Il primo cittadino sulle contestazioni di ieri
Il sindaco di Napoli, Gaetano Manfredi si sofferma sulle contestazioni, soprattutto nel quartiere popolare della Sanità, che ci sono state ieri in concomitanza con la visita del presidente del consiglio, Mario Draghi.
“E’ chiaro che c’è una grande delusione, dobbiamo fronteggiare non solo le grandi difficoltà economiche e organizzative che abbiamo ereditato, ma anche una profonda delusione di una parte significativa della città che non ci crede più perché ci sono state tantissime promesse che sono state solo parole”. Così il sindaco di Napoli Gaetano Manfredi, a margine della seduta odierna del Consiglio comunale.
Per il primo cittadino oggi c’è “l’onda lunga della sfiducia di tanti, però questo lo abbiamo messo in conto e penso che il modo migliore di dare una risposta è con i fatti, cioè se saremo in grado di realizzare quello che abbiamo detto di voler fare, allora le persone riacquisteranno fiducia”.

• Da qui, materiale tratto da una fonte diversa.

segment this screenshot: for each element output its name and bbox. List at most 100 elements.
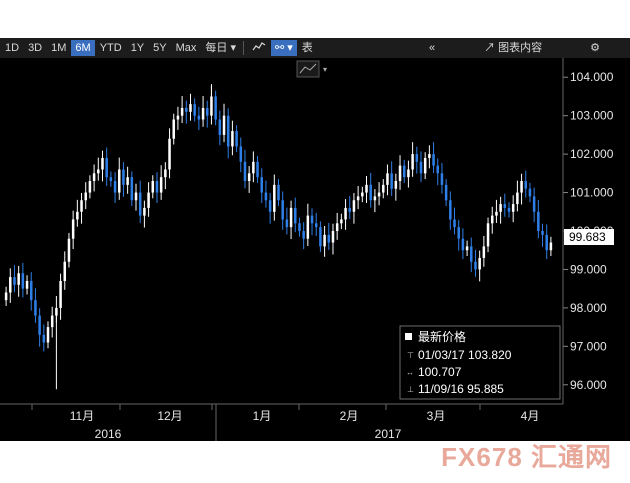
candle	[390, 161, 393, 197]
candle	[180, 96, 184, 123]
candle-body	[67, 238, 71, 262]
candle-body	[243, 161, 247, 182]
candle-body	[419, 161, 423, 174]
range-max-button[interactable]: Max	[175, 42, 197, 54]
candle-body	[327, 234, 331, 243]
candle-body	[432, 154, 435, 166]
candle-body	[499, 204, 502, 212]
candle-body	[470, 246, 473, 262]
candle-body	[117, 169, 121, 193]
range-1m-button[interactable]: 1M	[51, 42, 67, 54]
candle	[151, 175, 155, 199]
compare-icon[interactable]: ⚯ ▾	[271, 40, 297, 56]
candle	[327, 222, 331, 250]
candle	[122, 162, 125, 197]
candle-body	[235, 131, 238, 147]
candle	[117, 157, 121, 200]
candle-body	[507, 207, 511, 212]
candle-body	[222, 115, 226, 135]
candle-body	[503, 204, 507, 208]
candle-body	[109, 177, 113, 182]
candle-body	[247, 173, 251, 182]
candle-body	[306, 215, 310, 239]
candle-body	[189, 104, 192, 112]
candle-body	[520, 181, 523, 193]
frequency-label: 每日	[205, 42, 228, 54]
candle-body	[335, 223, 339, 231]
range-6m-button[interactable]: 6M	[71, 40, 95, 56]
collapse-icon[interactable]: «	[428, 42, 436, 54]
y-tick-label: 104.000	[570, 70, 614, 84]
candle-body	[80, 200, 83, 212]
candle	[436, 158, 440, 186]
settings-gear-icon[interactable]: ⚙	[590, 42, 600, 54]
candle	[201, 96, 205, 127]
x-year-label: 2017	[375, 427, 402, 441]
candle-body	[97, 169, 100, 174]
candle	[407, 160, 410, 188]
candle-body	[84, 192, 87, 201]
candle	[516, 180, 519, 212]
chart-content-label: 图表内容	[498, 42, 543, 54]
candle-body	[201, 107, 205, 120]
candle-body	[486, 223, 490, 247]
candle	[520, 173, 523, 205]
range-1d-button[interactable]: 1D	[5, 42, 20, 54]
y-tick-label: 99.000	[570, 262, 607, 276]
frequency-select[interactable]: 每日 ▾	[201, 40, 240, 56]
candle-body	[377, 192, 381, 197]
candle	[63, 251, 67, 290]
candle-body	[130, 177, 134, 201]
range-3d-button[interactable]: 3D	[28, 42, 43, 54]
candle-body	[143, 207, 146, 216]
candle	[46, 321, 50, 349]
candle-body	[63, 261, 67, 281]
candle-body	[185, 107, 188, 112]
candle	[511, 195, 515, 223]
candle	[361, 186, 364, 203]
candle	[239, 137, 243, 173]
y-tick-label: 96.000	[570, 378, 607, 392]
candlestick-chart: ▾ 96.00097.00098.00099.000100.000101.000…	[0, 58, 614, 441]
x-tick-label: 2月	[340, 409, 359, 423]
candle-body	[340, 219, 343, 224]
candle	[84, 182, 87, 210]
candle	[29, 272, 33, 311]
candle-body	[76, 211, 79, 220]
candle-body	[277, 184, 280, 201]
table-button[interactable]: 表	[301, 42, 313, 54]
candle-body	[386, 173, 389, 185]
y-tick-label: 103.000	[570, 109, 614, 123]
candle	[294, 197, 297, 233]
footer-strip	[0, 441, 630, 483]
candle-body	[294, 207, 297, 224]
candle-body	[205, 107, 209, 116]
chart-content-button[interactable]: ↗ 图表内容	[480, 40, 546, 56]
candle	[13, 265, 16, 293]
chart-type-icon[interactable]: ▾	[296, 60, 327, 78]
candle	[331, 223, 335, 255]
range-1y-button[interactable]: 1Y	[130, 42, 145, 54]
y-tick-label: 98.000	[570, 301, 607, 315]
low-marker-icon: ⊥	[407, 385, 414, 394]
candle-body	[122, 169, 125, 185]
candle-body	[197, 115, 201, 120]
candle	[394, 173, 398, 201]
candle-body	[260, 177, 263, 193]
range-5y-button[interactable]: 5Y	[153, 42, 167, 54]
candle	[549, 236, 553, 256]
candle-body	[495, 211, 498, 216]
line-chart-icon[interactable]	[248, 40, 270, 56]
candle	[197, 106, 201, 130]
candle	[461, 228, 465, 260]
candle	[356, 186, 360, 210]
candle	[155, 172, 159, 203]
candle	[101, 150, 104, 182]
candle-body	[71, 219, 75, 239]
candle-body	[4, 292, 8, 301]
candle-body	[444, 184, 448, 201]
candle-body	[92, 173, 96, 182]
x-tick-label: 12月	[157, 409, 182, 423]
range-ytd-button[interactable]: YTD	[99, 42, 122, 54]
candle	[218, 110, 222, 146]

Manfredi evidenzia, però, che “senza una partecipazione attiva di tutta la comunità napoletana sarà difficile realizzare una svolta. Ieri c’è stata una iniezione di fiducia importante perché Napoli torna al centro della politica nazionale, questa è una grande responsabilità per l’amministrazione e una grande responsabilità per i cittadini”. “Ora dobbiamo essere tutti all’altezza di questa sfida per dimostrare che questa fiducia che ci è stata data, queste risorse che arriveranno, non solo saranno ben spese ma metteranno in moto un circolo virtuoso perché poi ci vorrà l’impegno dei cittadini nel loro comportamento quotidiano ma anche l’impegno delle forze vive della città sulla capacità di investire e scommettere di nuovo su Napoli, perché se non ci crediamo noi come possiamo pretendere che chi non è napoletano ci possa credere” conclude il sindaco.